Rançon des otages au Mali : comment 50 millions de dollars ont financé Al-Qaïda au Sahel

Un versement colossal de près de 50 millions de dollars, effectué fin 2025 pour libérer des otages détenus par des groupes armés affiliés à Al-Qaïda au Mali, a servi de moteur financier à l’expansion de l’organisation terroriste dans toute la région du Sahel. Selon un rapport confidentiel des experts des Nations Unies, rendu public en août 2026, ces fonds ont directement alimenté les activités du Jama’at Nusrat al-Islam wal-Muslimin (JNIM), principale branche sahélienne d’Al-Qaïda.

Le rôle clé des rançons dans la stratégie financière du JNIM

Le document onusien, daté du 10 août 2026, précise que ces 50 millions de dollars ont été redistribués entre les différentes katibas (unités combattantes) du JNIM opérant au Sahel. Une partie des fonds a même transité vers la direction centrale d’Al-Qaïda au Maghreb islamique (AQMI), puis vers les branches yéménite et centrale de l’organisation. Les experts soulignent que ces ressources ont « joué un rôle déterminant » dans le financement de l’offensive militaire du groupe à travers le Mali, où le JNIM compte entre 3 500 et 4 000 combattants, selon les estimations.

Les enlèvements ciblant des étrangers, notamment des ressortissants des Émirats arabes unis, du Pakistan et d’Iran, ont rapporté des sommes colossales aux groupes terroristes. Un citoyen émirati, ainsi qu’un Pakistanais et un Iranien, auraient été libérés en échange de ces paiements. Interrogées, les autorités des Émirats arabes unis n’ont pas confirmé ces informations, réaffirmant leur engagement dans la « lutte contre le financement du terrorisme » et la « neutralisation des filières de financement de l’extrémisme ».

Le JNIM, une menace qui s’étend et s’organise

Avec une force estimée entre 7 000 et 8 000 combattants au Sahel, dont la moitié déployée au Mali, le JNIM représente une menace majeure pour la stabilité régionale.
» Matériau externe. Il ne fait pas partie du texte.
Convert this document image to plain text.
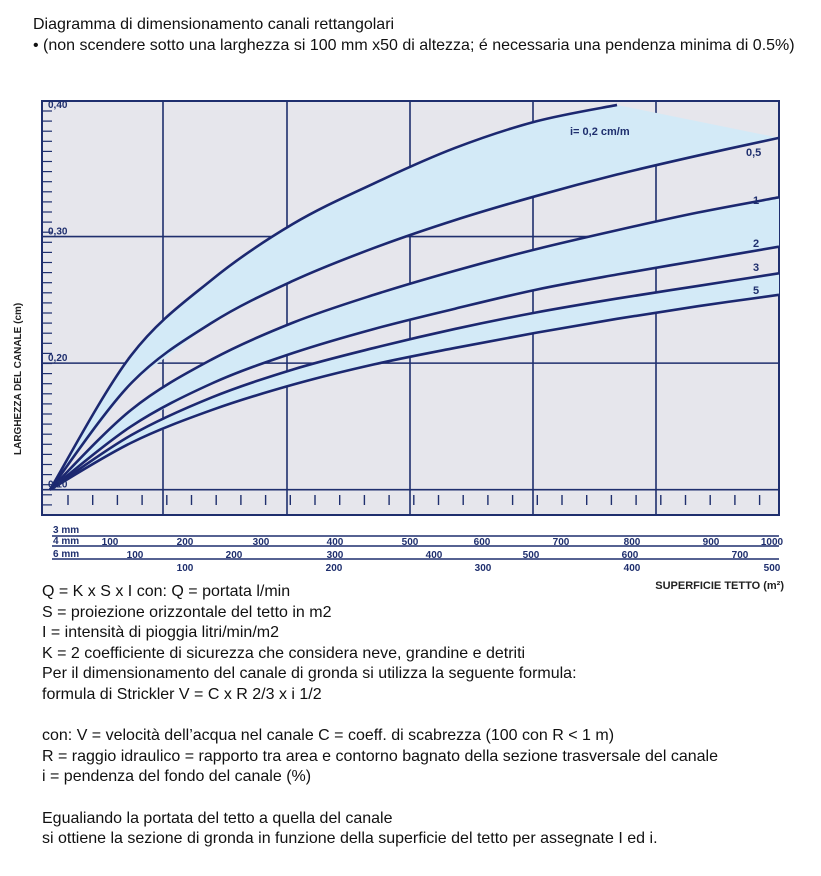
Diagramma di dimensionamento canali rettangolari
• (non scendere sotto una larghezza si 100 mm x50 di altezza; é necessaria una pendenza minima di 0.5%)
i= 0,2 cm/m
0,5
1
2
3
5
0,40
0,30
0,20
0,10
3 mm
4 mm 100	200	300	400	500	600	700	800	900	1000
6 mm	100	200	300	400	500	600	700
100	200	300	400	500
LARGHEZZA DEL CANALE (cm)
SUPERFICIE TETTO (m²)
Q = K x S x I con: Q = portata l/min
S = proiezione orizzontale del tetto in m2
I = intensità di pioggia litri/min/m2
K = 2 coefficiente di sicurezza che considera neve, grandine e detriti
Per il dimensionamento del canale di gronda si utilizza la seguente formula:
formula di Strickler V = C x R 2/3 x i 1/2
con: V = velocità dell’acqua nel canale C = coeff. di scabrezza (100 con R < 1 m)
R = raggio idraulico = rapporto tra area e contorno bagnato della sezione trasversale del canale
i = pendenza del fondo del canale (%)
Egualiando la portata del tetto a quella del canale
si ottiene la sezione di gronda in funzione della superficie del tetto per assegnate I ed i.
En avril 2026, ses membres ont mené une attaque audacieuse contre la capitale malienne, faisant notamment tomber le ministre de la Défense. Quelques semaines plus tard, le groupe a offert des millions d’euros en échange d’informations pouvant mener à l’élimination du président malien, illustrant ainsi sa capacité à défier les institutions étatiques.

Les services de sécurité locaux estiment que les rançons versées pour la libération d’étrangers oscillent généralement entre 4 et 6 millions de dollars par otage. Pour l’ONU, ces pratiques ne se limitent pas à un simple moyen de financement : elles constituent également une « stratégie délibérée pour saper la confiance des populations dans les capacités de l’État à garantir leur sécurité ».
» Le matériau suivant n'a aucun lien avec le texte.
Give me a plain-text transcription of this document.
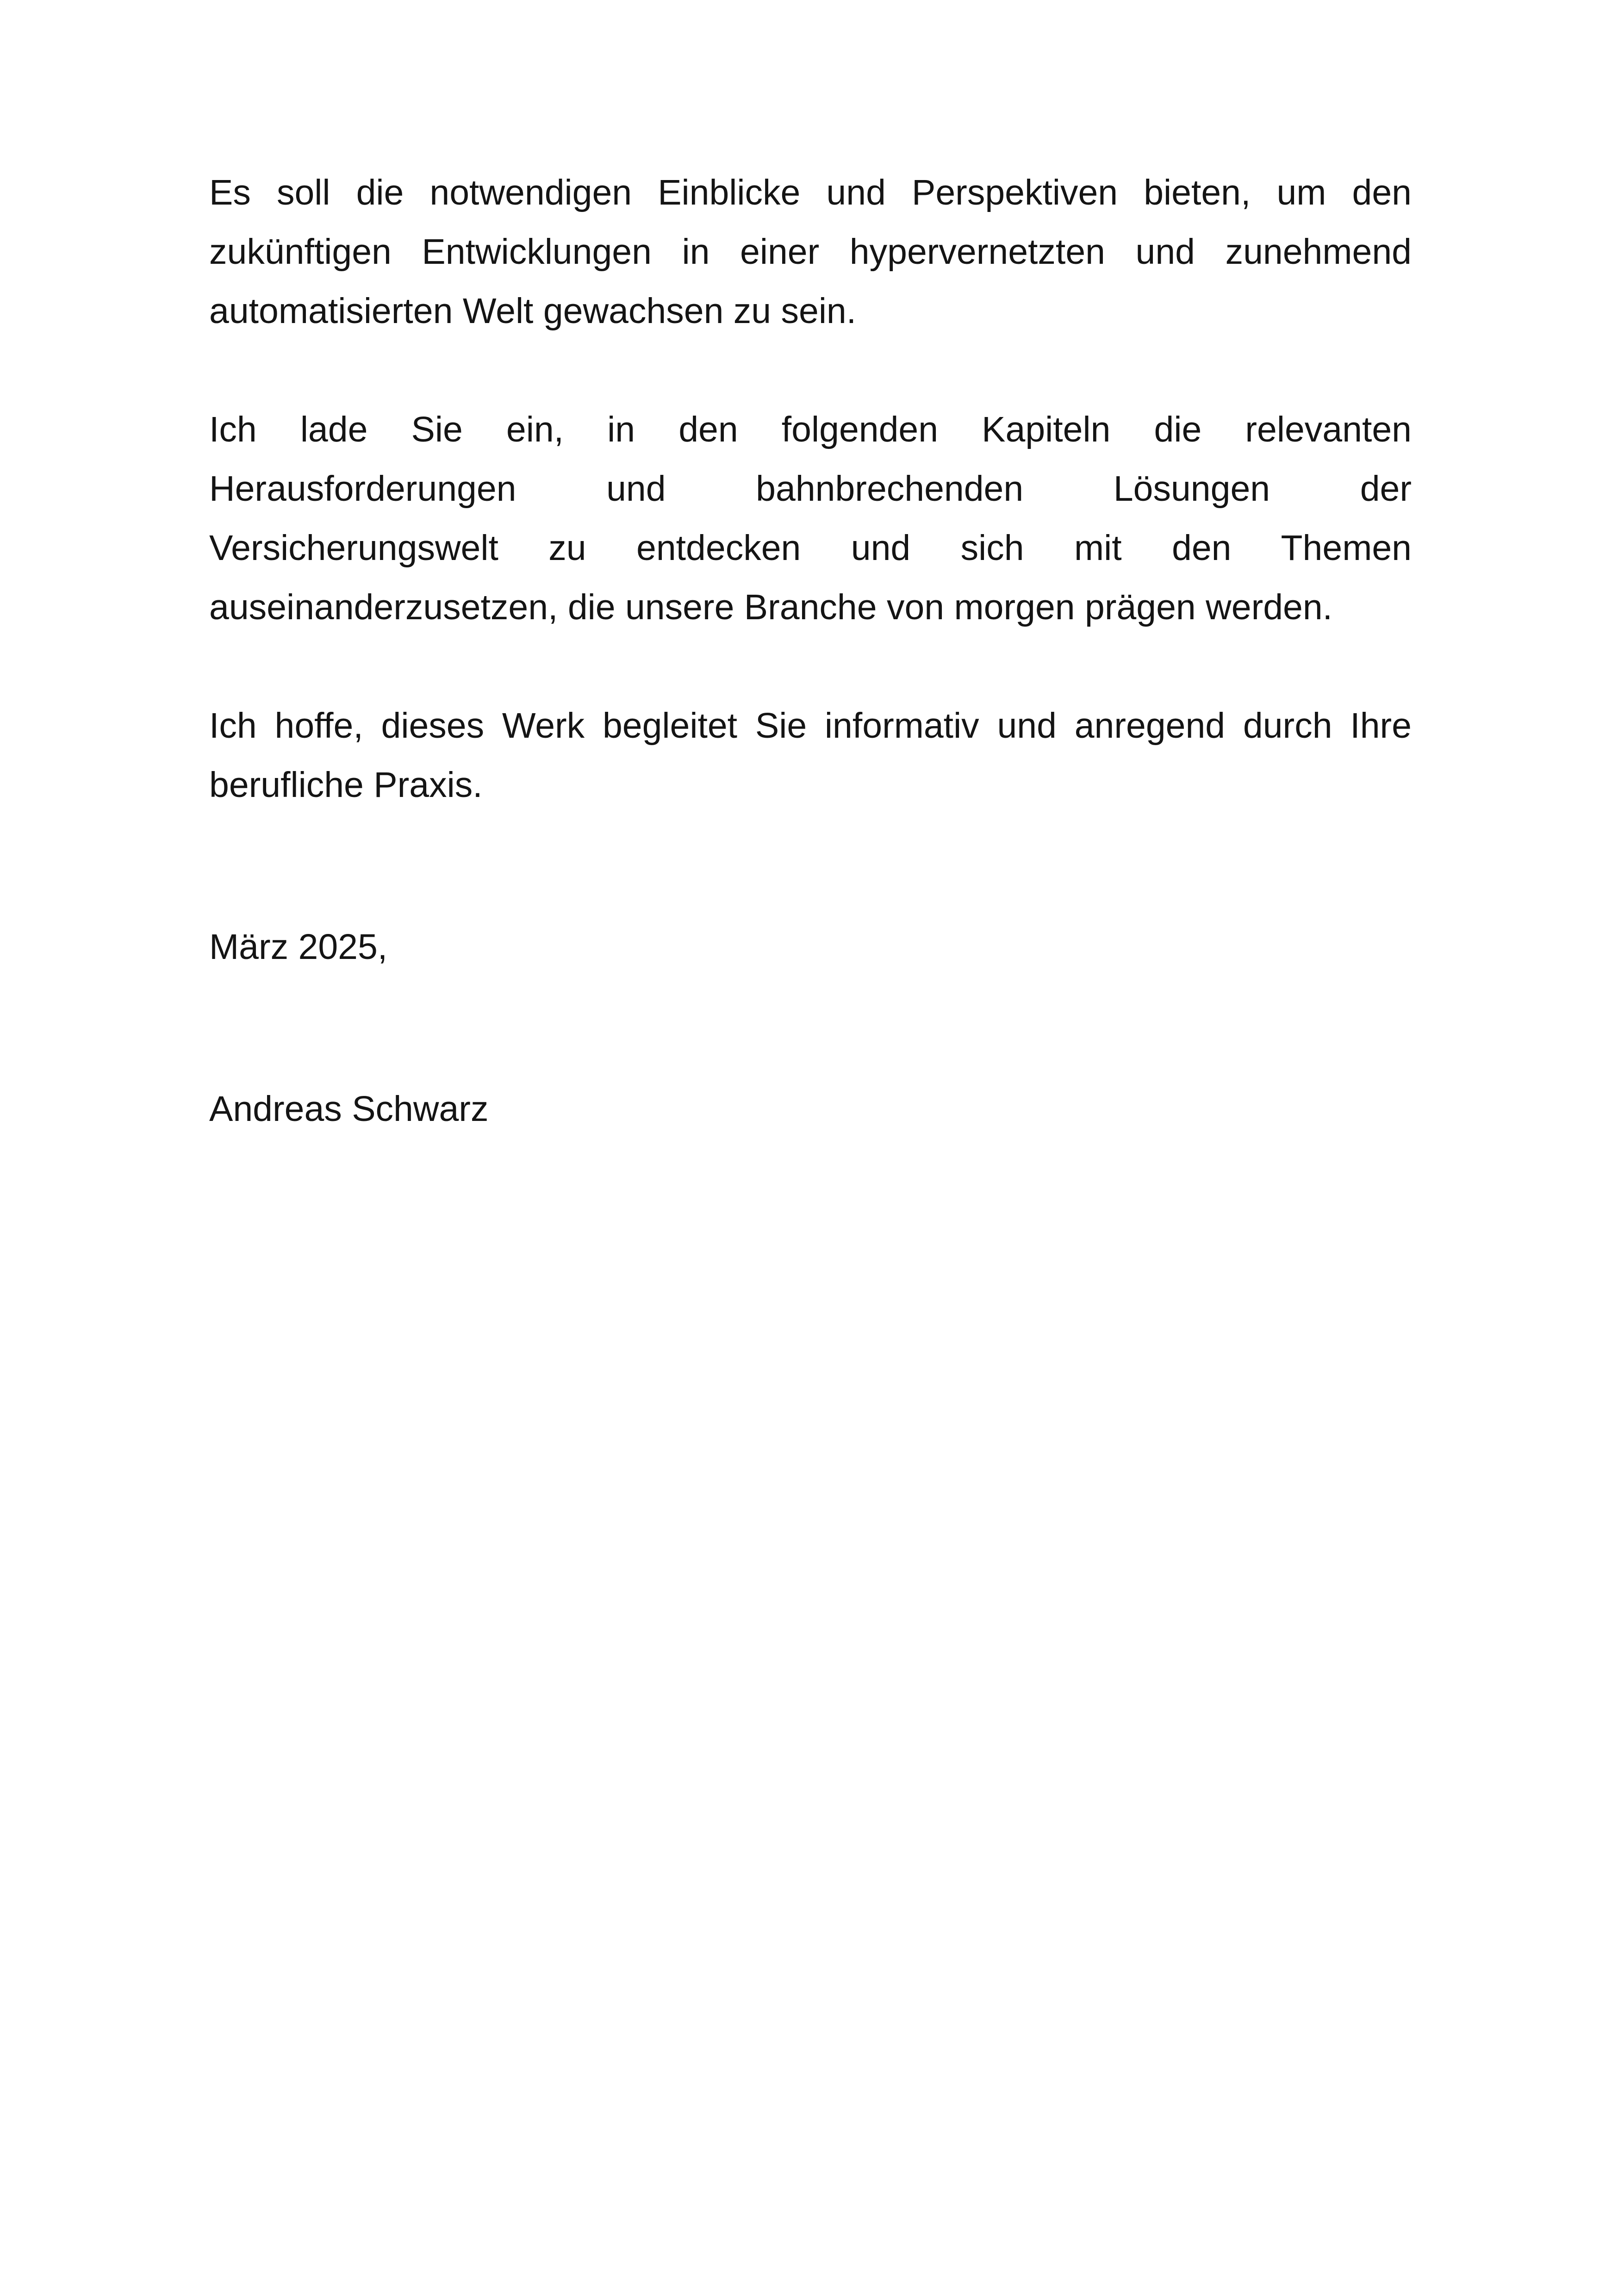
Es soll die notwendigen Einblicke und Perspektiven bieten, um den
zukünftigen Entwicklungen in einer hypervernetzten und zunehmend
automatisierten Welt gewachsen zu sein.
Ich lade Sie ein, in den folgenden Kapiteln die relevanten
Herausforderungen und bahnbrechenden Lösungen der
Versicherungswelt zu entdecken und sich mit den Themen
auseinanderzusetzen, die unsere Branche von morgen prägen werden.
Ich hoffe, dieses Werk begleitet Sie informativ und anregend durch Ihre
berufliche Praxis.
März 2025,
Andreas Schwarz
Une économie de la terreur qui dépasse les frontières

Le rapport des Nations Unies révèle que les fonds issus de ces rançons ne se contentent pas de renforcer les capacités militaires du JNIM. Une partie est réinvestie dans des réseaux logistiques transfrontaliers, facilitant le recrutement, l’armement et la logistique des groupes affiliés. Ces flux financiers illicites, difficiles à tracer, permettent aux organisations terroristes de contourner les sanctions internationales et de maintenir leur emprise sur des zones entières du Sahel.

Face à cette menace, les États de la région et leurs partenaires internationaux multiplient les initiatives pour démanteler ces réseaux. Cependant, la complexité des circuits de financement et la porosité des frontières sahéliennes rendent la tâche particulièrement ardue. Les rançons, bien que symboliquement désavouées par les pays concernés, continuent de représenter une source de revenus inestimable pour les groupes armés, alimentant un cycle de violence difficile à briser.

Alors que le Sahel reste l’une des zones les plus instables au monde, la question du financement du terrorisme s’impose comme un enjeu central. Les révélations contenues dans ce rapport onusien rappellent l’urgence d’une réponse coordonnée et déterminée pour couper les vivres à ceux qui menacent la paix et la sécurité des populations.